Another proof I can think of uses the fact that if $C_{1}, C_{2}$ are convex sets and $C_{1} \subseteq C_{2}$, then $P(C_{1}) \leq P(C_{2})$: see here, for instance. I suspect there are other easier proofs.
Edit: It's worth remarking that the argument above shows any convex set $C$ has locally finite perimeter.
First, note that if $C$ has empty interior, then it is contained in an affine hyperplane. In this case, $C$ has Lebesgue measure zero so it trivially has finite perimeter. We assume henceforth that $C$ has nonempty interior.
Note that if $C$ is convex, then $\text{int}(C)$ is also convex. Let us show, then, that open convex sets have locally finite perimeter.
One concludes by arguing that $C \setminus \text{int}(C)$ has zero Lebesgue measure.
Fix $x_{0} \in C$ and $R > 0$ arbitrary. Define the Minkowski gauge $\psi_{R}$ by
\begin{equation*}
\psi_{R}(y) = \inf \left\{ \alpha \, \mid \, \alpha^{-1} y \in (C - x_{0}) \cap B(0,R) \right\}.
\end{equation*}
It is well-known (see, for example, Brezis's functional analysis textbook) that $\psi_{R}$ is a Finsler norm: it is convex and one-homogeneous. (It satisfies all the hypotheses of a norm, except for symmetry.) In particular, as in the case of a genuine norm, $\psi_{R}$ is Lipschitz.
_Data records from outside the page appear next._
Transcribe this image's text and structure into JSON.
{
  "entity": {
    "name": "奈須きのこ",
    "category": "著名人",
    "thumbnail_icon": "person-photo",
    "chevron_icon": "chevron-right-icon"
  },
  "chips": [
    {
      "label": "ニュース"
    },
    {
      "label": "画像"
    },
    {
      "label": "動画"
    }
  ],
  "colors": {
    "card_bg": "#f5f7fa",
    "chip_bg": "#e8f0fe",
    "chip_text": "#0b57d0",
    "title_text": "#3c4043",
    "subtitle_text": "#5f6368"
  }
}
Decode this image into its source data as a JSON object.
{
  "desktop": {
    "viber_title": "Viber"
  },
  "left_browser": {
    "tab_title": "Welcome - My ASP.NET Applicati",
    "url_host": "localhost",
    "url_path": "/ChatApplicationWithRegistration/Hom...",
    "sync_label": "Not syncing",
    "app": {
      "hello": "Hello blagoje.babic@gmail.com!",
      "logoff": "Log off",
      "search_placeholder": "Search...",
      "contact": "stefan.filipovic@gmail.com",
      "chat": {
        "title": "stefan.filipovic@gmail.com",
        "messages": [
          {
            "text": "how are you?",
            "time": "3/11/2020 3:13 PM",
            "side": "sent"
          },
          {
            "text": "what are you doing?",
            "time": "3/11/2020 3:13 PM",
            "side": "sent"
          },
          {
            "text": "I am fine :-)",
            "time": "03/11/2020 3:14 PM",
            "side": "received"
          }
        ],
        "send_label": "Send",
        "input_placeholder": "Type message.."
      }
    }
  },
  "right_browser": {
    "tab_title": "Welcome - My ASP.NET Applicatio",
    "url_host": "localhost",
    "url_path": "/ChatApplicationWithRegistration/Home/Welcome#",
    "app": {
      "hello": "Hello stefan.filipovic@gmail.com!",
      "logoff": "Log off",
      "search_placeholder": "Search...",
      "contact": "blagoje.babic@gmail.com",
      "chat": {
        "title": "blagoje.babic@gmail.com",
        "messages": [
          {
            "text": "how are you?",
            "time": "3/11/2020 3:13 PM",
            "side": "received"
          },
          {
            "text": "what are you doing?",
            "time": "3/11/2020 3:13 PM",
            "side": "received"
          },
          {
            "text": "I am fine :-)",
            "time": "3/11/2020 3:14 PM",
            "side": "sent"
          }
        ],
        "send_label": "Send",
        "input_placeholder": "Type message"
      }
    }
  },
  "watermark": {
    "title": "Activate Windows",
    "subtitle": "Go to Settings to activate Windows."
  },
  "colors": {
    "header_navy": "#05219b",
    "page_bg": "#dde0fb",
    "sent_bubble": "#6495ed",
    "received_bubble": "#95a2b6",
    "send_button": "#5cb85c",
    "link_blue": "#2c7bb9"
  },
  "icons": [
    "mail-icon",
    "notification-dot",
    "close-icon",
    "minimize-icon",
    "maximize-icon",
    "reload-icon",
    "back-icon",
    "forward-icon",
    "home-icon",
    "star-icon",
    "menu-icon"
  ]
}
Arguing as above, we see that $\{y \in \mathbb{R}^{d} \, \mid \, \psi_{R}(y) = s\}$ has finite perimeter for each $s \in (0,\infty)$. Translating (and setting $s = 1$), this implies that $C \cap B(x_{0},R)$ has finite perimeter. Given that this is true for all $R > 0$, we conclude $C$ has finite perimeter.
(Other proofs might be shorter, but recently I find working with gauges makes proving things easier.)